The video ends, and then...
This crisis disproportionately affects people of color, but I start by recognizing my responsibility to be part of the solution. I must use my privilege to see and name racism and other forms of discrimination, to rally and vote for anti-racist policies, and to parent my own kids as best I can. I also recognize my faults in this work and continue to try to improve.
For Harlem Academy, our team remains resolute in building a school that provides equity of opportunity for promising youth. We affirm the identity of our students and serve as a place that celebrates their diversity in all its forms including their Blackness. We will continue our work as an anti-racist organization and do everything we can to ensure that Harlem Academy students graduate with the tools for the realization of their own goals and to push with us and on us for a more just society.
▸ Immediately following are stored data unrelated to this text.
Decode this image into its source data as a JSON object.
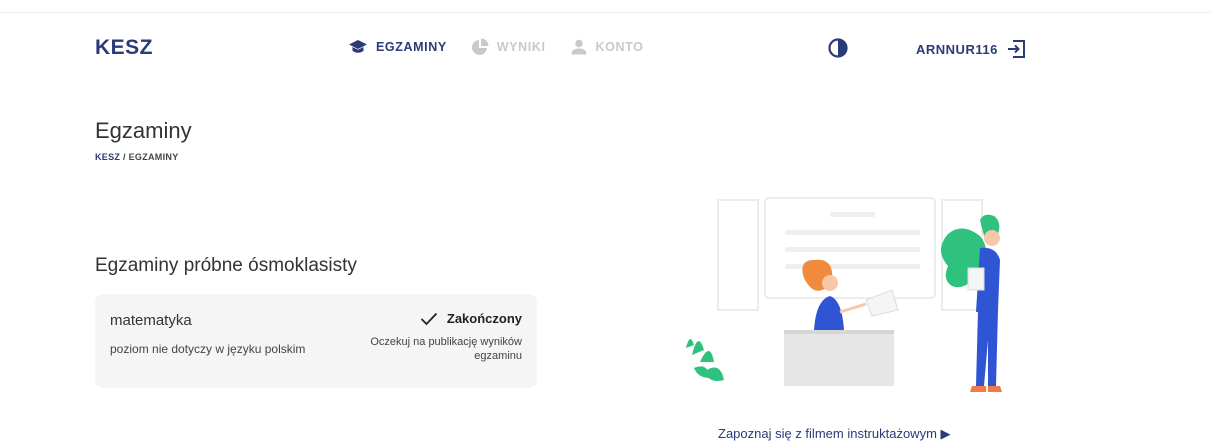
{
  "header": {
    "logo": "KESZ",
    "nav": [
      {
        "label": "EGZAMINY",
        "icon": "graduation-cap-icon",
        "active": true
      },
      {
        "label": "WYNIKI",
        "icon": "pie-chart-icon",
        "active": false
      },
      {
        "label": "KONTO",
        "icon": "user-icon",
        "active": false
      }
    ],
    "contrast_icon": "contrast-icon",
    "username": "ARNNUR116",
    "logout_icon": "logout-icon"
  },
  "page": {
    "title": "Egzaminy",
    "breadcrumb": {
      "root": "KESZ",
      "separator": " / ",
      "current": "EGZAMINY"
    }
  },
  "section": {
    "title": "Egzaminy próbne ósmoklasisty",
    "exams": [
      {
        "subject": "matematyka",
        "level": "poziom nie dotyczy w języku polskim",
        "status": "Zakończony",
        "note": "Oczekuj na publikację wyników egzaminu"
      }
    ]
  },
  "video_link": "Zapoznaj się z filmem instruktażowym ▶",
  "colors": {
    "brand": "#2b3a78",
    "inactive": "#c9c9c9",
    "card_bg": "#f5f5f5",
    "illustration_blue": "#2f55d4",
    "illustration_green": "#2ec27e",
    "illustration_orange": "#f08a3c"
  }
}
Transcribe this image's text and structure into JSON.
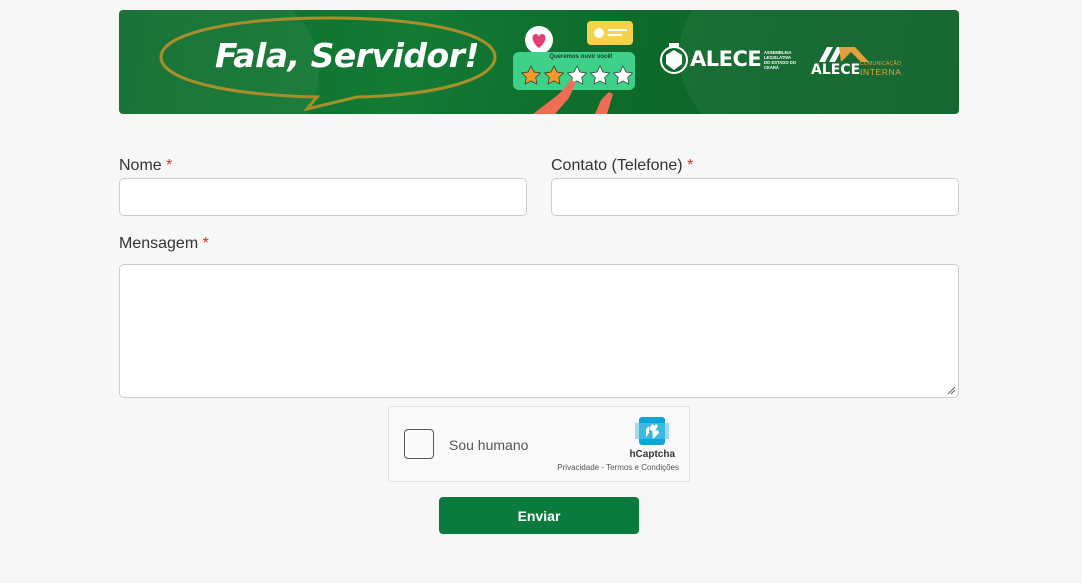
{
  "banner": {
    "title": "Fala, Servidor!",
    "rating_caption": "Queremos ouvir você!",
    "stars_filled": 2,
    "stars_total": 5,
    "logo1": {
      "name": "ALECE",
      "subtitle": "ASSEMBLEIA LEGISLATIVA DO ESTADO DO CEARÁ"
    },
    "logo2": {
      "name": "ALECE",
      "subtitle_small": "COMUNICAÇÃO",
      "subtitle_large": "INTERNA"
    },
    "colors": {
      "green": "#0e6b2d",
      "accent_orange": "#e2a13d"
    }
  },
  "form": {
    "nome": {
      "label": "Nome",
      "required_mark": "*",
      "value": ""
    },
    "contato": {
      "label": "Contato (Telefone)",
      "required_mark": "*",
      "value": ""
    },
    "mensagem": {
      "label": "Mensagem",
      "required_mark": "*",
      "value": ""
    },
    "captcha": {
      "label": "Sou humano",
      "brand": "hCaptcha",
      "privacy": "Privacidade",
      "separator": " - ",
      "terms": "Termos e Condições",
      "checked": false
    },
    "submit_label": "Enviar",
    "colors": {
      "submit": "#0b7a3e",
      "required": "#c0392b"
    }
  }
}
More specific to our institutional response, our students' mental health is our top priority. I want to start by echoing science teacher Dr. James's community meeting message from Friday that it's critical that students (and alumni) have healthy opportunities to connect. In addition, members of our team: Ms. Diouf (equity and inclusion and graduate advising), Ms. Baber (counseling), and Ms. April (mindfulness and meditation) will continue direct work with individuals and groups, as well as support for teachers and staff. Some intentional space for processing has already been made for middle school students, and we will continue to share resources for all students and their families in the coming weeks.
And, just as we ask students and alumni to stay connected with each other, we ask the same of parents, team members, and everyone who considers themselves part of the larger Harlem Academy community.
I am available for follow-up as needed and hope you take care in these challenging times and always.